ConocoPhillips explores for, produces, transports, and markets crude oil, bitumen, natural gas, liquefied natural gas (LNG), and natural gas liquids worldwide. The company primarily engages in the tight oil reservoirs, LNG, oil sands, and other production operations.
Take a look at the 1-year chart of Conoco (NYSE: COP) with the added notations:
During the past few months, COP had formed a very important level of support at $65 (green). Earlier this week, the stock break below that support. Not only does that imply lower prices for COP, but the $65 level should now act as resistance on any future rallies.
The Tale of the Tape: COP broke a key level of support at $65. A trader could enter a short position on any rallies up to or near $65 with a stop placed above the level. If the stock were to break back above the $65 level, a long position might be entered instead.

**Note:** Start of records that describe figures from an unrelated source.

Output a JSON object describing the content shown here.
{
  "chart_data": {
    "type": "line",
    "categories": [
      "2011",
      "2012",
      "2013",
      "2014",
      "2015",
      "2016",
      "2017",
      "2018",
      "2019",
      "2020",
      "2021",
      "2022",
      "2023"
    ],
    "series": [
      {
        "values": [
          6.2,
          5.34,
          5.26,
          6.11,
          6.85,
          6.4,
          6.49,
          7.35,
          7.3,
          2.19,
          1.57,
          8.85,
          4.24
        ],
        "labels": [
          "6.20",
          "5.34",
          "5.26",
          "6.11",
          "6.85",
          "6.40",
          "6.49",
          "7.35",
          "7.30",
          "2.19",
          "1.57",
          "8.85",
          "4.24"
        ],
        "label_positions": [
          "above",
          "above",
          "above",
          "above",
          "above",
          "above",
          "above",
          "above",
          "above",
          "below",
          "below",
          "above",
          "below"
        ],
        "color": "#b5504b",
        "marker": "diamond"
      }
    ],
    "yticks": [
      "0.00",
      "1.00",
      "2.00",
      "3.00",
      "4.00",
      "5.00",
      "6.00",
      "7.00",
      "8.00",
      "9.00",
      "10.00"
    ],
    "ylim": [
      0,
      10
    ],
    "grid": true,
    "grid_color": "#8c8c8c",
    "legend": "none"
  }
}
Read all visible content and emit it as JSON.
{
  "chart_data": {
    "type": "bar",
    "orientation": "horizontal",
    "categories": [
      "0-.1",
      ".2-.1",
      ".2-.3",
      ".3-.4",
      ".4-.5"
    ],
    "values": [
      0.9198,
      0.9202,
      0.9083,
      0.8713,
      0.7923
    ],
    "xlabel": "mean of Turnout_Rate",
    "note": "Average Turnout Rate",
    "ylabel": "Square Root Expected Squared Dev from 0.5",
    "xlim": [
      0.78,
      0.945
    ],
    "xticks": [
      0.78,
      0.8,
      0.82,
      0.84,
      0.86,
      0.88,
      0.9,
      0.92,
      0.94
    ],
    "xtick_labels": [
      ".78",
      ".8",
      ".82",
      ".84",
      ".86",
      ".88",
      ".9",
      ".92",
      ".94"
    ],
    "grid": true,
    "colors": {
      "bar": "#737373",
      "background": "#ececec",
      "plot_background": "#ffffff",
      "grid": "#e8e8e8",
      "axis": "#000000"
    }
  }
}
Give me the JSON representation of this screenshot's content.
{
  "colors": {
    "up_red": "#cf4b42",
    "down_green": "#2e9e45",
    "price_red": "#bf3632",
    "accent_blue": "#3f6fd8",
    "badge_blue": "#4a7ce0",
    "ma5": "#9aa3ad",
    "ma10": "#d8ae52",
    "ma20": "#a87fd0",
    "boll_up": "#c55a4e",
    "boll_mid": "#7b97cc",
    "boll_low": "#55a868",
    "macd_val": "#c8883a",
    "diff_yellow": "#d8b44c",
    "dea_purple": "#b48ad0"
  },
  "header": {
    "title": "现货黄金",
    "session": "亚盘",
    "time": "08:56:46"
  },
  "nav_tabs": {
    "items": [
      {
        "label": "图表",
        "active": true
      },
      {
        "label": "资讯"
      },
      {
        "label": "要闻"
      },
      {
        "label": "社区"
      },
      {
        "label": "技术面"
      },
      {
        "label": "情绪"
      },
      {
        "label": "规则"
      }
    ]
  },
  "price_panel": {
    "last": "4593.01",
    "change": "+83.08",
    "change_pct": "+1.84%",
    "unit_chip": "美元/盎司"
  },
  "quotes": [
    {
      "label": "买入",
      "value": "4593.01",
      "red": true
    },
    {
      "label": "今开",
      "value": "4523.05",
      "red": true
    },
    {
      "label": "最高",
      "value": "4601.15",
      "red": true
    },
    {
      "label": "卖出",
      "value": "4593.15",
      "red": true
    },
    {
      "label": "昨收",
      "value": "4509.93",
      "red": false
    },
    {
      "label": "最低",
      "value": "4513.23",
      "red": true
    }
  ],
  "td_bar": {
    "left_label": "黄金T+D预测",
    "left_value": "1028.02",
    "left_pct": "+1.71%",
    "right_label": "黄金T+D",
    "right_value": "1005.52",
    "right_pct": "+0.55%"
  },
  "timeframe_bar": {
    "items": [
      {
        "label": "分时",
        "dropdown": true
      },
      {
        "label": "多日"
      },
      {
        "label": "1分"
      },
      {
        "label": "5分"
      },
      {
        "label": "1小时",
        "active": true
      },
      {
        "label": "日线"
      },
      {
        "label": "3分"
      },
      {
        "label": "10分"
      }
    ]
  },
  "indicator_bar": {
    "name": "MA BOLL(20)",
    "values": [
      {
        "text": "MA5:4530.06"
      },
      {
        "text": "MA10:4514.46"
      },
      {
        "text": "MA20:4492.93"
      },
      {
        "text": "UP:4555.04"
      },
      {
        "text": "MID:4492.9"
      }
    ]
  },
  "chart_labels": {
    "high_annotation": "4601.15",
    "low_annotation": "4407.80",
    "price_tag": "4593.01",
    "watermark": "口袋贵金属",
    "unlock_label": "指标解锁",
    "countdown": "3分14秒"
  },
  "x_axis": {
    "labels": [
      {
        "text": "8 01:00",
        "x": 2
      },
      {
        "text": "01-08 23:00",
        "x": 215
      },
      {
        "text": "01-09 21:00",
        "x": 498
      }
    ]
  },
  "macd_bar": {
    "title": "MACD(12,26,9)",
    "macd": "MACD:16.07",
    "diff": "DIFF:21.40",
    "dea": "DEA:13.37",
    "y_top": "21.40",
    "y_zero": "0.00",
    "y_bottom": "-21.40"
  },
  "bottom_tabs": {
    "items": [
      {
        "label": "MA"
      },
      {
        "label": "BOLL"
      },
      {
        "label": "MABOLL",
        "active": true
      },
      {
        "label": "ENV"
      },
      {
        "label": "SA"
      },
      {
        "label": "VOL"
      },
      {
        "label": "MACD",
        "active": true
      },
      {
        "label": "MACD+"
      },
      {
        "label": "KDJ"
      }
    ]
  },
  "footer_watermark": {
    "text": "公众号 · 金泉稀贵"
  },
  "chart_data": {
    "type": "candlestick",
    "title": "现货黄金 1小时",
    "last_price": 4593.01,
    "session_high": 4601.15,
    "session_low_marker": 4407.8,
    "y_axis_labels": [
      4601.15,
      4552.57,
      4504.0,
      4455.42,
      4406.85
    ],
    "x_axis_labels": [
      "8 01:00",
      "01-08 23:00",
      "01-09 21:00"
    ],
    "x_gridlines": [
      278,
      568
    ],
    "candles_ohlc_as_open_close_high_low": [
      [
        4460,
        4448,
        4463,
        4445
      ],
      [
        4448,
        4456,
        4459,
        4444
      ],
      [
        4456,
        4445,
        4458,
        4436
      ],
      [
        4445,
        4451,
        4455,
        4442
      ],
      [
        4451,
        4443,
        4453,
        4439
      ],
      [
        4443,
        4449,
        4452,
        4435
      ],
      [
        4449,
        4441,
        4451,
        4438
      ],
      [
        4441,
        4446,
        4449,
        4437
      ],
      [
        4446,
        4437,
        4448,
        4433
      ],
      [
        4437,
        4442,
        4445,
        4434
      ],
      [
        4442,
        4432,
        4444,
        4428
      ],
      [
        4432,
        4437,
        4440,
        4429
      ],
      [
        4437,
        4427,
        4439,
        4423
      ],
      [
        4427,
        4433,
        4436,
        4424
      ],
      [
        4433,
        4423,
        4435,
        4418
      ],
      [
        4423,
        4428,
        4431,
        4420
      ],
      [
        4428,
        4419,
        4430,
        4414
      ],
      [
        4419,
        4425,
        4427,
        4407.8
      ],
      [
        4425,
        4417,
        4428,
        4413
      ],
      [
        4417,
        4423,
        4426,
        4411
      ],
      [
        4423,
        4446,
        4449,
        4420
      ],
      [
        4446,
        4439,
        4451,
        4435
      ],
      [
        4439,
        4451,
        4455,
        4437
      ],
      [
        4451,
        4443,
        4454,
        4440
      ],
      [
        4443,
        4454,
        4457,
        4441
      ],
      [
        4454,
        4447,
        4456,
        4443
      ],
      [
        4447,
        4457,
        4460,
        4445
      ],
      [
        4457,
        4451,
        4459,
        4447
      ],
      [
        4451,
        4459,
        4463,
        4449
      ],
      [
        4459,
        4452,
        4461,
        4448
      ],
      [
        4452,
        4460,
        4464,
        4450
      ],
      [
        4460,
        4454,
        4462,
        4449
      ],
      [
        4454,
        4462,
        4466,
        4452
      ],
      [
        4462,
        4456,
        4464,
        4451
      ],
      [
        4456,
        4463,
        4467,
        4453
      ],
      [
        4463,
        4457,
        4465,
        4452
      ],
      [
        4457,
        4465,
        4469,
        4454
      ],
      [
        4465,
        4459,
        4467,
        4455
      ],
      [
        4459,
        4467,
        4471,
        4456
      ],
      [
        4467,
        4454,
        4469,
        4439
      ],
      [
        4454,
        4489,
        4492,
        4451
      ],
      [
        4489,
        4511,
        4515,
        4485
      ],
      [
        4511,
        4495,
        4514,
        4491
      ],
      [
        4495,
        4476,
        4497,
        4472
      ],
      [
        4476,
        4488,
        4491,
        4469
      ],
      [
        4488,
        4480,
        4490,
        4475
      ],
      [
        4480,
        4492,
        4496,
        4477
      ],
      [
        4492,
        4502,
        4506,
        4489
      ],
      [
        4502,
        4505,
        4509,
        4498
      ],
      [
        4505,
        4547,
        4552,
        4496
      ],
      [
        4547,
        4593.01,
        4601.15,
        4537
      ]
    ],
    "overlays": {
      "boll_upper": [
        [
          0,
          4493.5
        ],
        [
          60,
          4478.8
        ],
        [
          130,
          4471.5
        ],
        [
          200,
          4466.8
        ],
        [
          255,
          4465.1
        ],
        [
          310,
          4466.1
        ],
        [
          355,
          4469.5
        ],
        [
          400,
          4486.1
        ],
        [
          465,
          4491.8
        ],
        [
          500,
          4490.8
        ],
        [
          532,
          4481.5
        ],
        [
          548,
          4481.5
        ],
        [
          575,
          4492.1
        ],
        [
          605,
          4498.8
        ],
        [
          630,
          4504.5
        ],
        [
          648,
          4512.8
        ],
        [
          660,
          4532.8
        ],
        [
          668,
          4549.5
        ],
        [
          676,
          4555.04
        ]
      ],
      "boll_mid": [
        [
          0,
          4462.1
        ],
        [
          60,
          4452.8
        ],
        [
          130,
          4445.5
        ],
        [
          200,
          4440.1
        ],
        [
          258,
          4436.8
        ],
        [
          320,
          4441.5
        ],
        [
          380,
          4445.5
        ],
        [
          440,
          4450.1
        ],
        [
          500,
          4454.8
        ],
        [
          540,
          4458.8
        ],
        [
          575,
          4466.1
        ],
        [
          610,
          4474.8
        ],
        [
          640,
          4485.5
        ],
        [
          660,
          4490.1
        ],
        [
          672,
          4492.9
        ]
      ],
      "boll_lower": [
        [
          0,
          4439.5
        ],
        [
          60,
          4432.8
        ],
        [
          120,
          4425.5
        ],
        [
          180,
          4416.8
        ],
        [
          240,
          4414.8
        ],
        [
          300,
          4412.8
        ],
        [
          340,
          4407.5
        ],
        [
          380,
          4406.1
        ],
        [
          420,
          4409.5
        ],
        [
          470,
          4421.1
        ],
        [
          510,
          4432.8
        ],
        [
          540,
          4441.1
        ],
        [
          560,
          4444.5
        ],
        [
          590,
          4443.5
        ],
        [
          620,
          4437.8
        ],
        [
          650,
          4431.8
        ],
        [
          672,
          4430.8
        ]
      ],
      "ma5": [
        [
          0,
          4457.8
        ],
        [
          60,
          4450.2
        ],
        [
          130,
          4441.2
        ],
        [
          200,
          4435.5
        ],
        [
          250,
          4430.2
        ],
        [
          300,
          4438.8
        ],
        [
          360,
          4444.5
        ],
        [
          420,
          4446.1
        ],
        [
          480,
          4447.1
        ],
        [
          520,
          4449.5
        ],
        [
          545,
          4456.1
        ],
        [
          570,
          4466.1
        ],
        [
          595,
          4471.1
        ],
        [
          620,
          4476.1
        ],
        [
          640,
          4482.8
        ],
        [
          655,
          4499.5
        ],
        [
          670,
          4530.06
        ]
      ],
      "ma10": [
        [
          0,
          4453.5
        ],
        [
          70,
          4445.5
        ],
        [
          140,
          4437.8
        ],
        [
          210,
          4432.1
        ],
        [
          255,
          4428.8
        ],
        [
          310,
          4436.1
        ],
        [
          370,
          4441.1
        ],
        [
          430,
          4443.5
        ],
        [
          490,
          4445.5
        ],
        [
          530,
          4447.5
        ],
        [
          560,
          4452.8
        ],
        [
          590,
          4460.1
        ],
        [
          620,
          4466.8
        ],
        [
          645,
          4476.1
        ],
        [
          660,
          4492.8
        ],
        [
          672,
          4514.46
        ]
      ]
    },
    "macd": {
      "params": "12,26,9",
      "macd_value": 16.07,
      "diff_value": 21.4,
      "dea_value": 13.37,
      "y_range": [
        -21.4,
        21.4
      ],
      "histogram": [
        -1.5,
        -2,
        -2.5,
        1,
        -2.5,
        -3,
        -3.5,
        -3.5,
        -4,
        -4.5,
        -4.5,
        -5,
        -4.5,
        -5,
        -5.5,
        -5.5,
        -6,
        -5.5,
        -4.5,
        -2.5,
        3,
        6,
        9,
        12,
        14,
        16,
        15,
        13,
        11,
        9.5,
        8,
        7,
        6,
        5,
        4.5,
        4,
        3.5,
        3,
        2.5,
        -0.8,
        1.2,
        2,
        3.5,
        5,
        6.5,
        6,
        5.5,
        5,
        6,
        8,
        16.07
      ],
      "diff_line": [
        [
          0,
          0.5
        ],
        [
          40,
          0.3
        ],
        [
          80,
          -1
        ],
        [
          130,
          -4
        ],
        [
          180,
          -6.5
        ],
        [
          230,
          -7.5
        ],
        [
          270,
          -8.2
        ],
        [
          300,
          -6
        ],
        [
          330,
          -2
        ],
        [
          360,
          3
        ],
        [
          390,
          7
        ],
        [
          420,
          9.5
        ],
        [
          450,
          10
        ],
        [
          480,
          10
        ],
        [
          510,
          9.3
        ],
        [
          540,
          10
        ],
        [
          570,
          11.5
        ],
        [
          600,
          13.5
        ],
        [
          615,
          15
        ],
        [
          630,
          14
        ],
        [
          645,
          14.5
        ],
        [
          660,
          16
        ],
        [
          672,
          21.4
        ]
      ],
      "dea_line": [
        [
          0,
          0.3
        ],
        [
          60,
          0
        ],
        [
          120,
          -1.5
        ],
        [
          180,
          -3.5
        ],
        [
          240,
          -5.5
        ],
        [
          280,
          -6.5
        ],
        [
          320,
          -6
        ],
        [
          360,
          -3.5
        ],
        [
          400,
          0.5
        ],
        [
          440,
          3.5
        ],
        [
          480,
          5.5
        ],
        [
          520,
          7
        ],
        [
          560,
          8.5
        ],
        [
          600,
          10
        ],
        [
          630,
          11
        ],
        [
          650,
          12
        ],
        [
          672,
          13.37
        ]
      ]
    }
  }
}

Before making any trading decision, decide which side of the trade you believe gives you the highest probability of success. Do you prefer the short side of the market, long side, or do you want to be in the market at all? If you haven’t thought about it, review the overall indices themselves. For example, take a look at the S&P 500. Is it trending higher or lower? Has it recently broken through a key resistance or support level? Making these decisions ahead of time will help you decide which side of the trade you believe gives you the best opportunities.
No matter what your strategy or when you decide to enter, always remember to use protective stops and you’ll be around for the next trade. Capital preservation is always key!